How much business sense a charity have?

Are expectations that a charity should act prudently and in accordance with business best practices hindering its ability to do perform its mission? Nicholas Kristoff’s Christmas Day column thinks that question through.

Kristoff focuses on a book by Dan Pallotta that according to Kristoff “seethes with indignation at public expectations that charities be prudent, nonprofit and saintly”.

I confess to ambivalence. I deeply admire the other kind of aid workers, those whose passion for their work is evident by the fact that they’ve gone broke doing it. I’m filled with awe when I go to a place like Darfur and see unpaid or underpaid aid workers in groups like Doctors Without Borders, risking their lives to patch up the victims of genocide.

I also worry that if aid groups paid executives as lavishly as Citigroup, they would be managed as badly as Citigroup.

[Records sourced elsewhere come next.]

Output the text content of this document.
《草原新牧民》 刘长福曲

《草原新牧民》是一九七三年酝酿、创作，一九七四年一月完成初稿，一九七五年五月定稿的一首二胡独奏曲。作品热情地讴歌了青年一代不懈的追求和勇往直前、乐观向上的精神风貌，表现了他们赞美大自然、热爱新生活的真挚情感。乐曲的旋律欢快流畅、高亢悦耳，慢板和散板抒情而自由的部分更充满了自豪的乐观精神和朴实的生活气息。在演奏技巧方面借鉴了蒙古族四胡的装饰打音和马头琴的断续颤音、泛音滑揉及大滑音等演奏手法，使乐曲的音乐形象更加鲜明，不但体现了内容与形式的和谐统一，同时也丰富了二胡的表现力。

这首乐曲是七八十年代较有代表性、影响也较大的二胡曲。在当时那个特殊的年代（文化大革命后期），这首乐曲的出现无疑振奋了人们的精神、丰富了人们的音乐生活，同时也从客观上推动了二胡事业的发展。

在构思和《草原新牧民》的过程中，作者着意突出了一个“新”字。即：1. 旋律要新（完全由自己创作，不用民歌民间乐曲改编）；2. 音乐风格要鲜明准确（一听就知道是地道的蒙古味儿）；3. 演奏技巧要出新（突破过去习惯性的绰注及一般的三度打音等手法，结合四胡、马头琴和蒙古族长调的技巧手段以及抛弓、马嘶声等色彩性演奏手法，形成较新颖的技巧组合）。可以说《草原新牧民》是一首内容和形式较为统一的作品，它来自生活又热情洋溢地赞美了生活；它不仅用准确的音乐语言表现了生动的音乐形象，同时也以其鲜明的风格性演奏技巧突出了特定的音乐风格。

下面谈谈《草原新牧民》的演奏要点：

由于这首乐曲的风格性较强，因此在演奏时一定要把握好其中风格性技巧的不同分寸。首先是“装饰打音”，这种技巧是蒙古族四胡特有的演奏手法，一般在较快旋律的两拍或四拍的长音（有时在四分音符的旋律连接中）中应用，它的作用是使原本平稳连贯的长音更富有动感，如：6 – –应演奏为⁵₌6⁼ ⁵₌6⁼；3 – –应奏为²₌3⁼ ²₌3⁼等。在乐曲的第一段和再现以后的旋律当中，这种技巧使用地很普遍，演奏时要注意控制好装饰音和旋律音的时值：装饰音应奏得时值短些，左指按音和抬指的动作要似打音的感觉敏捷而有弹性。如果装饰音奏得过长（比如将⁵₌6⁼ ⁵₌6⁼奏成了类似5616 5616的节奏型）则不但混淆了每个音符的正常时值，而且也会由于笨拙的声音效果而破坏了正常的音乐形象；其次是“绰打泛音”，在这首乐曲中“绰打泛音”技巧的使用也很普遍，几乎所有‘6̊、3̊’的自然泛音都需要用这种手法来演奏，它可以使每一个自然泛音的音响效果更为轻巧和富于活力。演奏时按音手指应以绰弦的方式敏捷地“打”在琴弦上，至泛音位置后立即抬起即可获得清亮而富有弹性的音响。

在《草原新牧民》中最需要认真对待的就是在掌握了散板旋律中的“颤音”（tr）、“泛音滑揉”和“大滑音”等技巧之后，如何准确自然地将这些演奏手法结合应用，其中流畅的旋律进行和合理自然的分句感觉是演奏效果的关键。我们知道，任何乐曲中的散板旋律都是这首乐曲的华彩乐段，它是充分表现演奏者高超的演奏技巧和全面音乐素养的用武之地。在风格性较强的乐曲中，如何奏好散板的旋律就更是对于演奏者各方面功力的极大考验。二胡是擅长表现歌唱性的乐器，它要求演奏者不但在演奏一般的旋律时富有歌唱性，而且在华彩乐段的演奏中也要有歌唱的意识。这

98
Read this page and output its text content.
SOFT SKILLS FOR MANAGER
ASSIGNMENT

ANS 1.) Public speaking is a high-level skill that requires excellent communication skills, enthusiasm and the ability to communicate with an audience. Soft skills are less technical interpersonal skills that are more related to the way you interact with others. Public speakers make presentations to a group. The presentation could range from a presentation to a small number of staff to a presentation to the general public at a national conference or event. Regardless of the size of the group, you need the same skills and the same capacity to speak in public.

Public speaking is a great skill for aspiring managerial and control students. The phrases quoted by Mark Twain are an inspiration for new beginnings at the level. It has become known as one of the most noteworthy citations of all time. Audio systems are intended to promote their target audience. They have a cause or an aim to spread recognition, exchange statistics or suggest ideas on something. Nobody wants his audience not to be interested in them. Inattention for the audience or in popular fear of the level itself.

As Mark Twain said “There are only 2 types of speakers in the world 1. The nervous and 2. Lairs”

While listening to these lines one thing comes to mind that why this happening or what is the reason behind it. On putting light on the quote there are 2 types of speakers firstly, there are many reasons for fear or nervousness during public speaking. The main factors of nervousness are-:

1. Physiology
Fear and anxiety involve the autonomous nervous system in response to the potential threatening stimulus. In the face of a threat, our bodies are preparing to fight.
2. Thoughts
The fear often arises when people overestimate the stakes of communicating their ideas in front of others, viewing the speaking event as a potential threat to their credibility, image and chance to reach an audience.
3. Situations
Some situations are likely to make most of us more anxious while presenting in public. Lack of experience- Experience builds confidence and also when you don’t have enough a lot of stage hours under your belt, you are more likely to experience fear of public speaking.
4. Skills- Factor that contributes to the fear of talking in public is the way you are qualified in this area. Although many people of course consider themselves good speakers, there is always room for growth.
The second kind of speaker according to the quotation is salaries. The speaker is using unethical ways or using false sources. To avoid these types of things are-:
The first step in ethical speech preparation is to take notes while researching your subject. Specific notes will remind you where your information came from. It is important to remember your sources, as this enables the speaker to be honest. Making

Yet there’s a broad recognition in much of the aid community that a major rethink is necessary, that groups would be more effective if they borrowed more tools from the business world, and that there is too much “gotcha” scrutiny on overhead rather than on what they actually accomplish. It’s notable that leaders of Oxfam and Save the Children have publicly endorsed the book, and it’s certainly becoming more socially acceptable to note that businesses can also play a powerful role in fighting poverty.

“Howard Schultz has done more for coffee-growing regions of Africa than anybody I can think of,” Michael Fairbanks, a development expert, said of the chief executive of Starbucks. By helping countries improve their coffee-growing practices and brand their coffees, Starbucks has probably helped impoverished African coffee farmers more than any aid group has.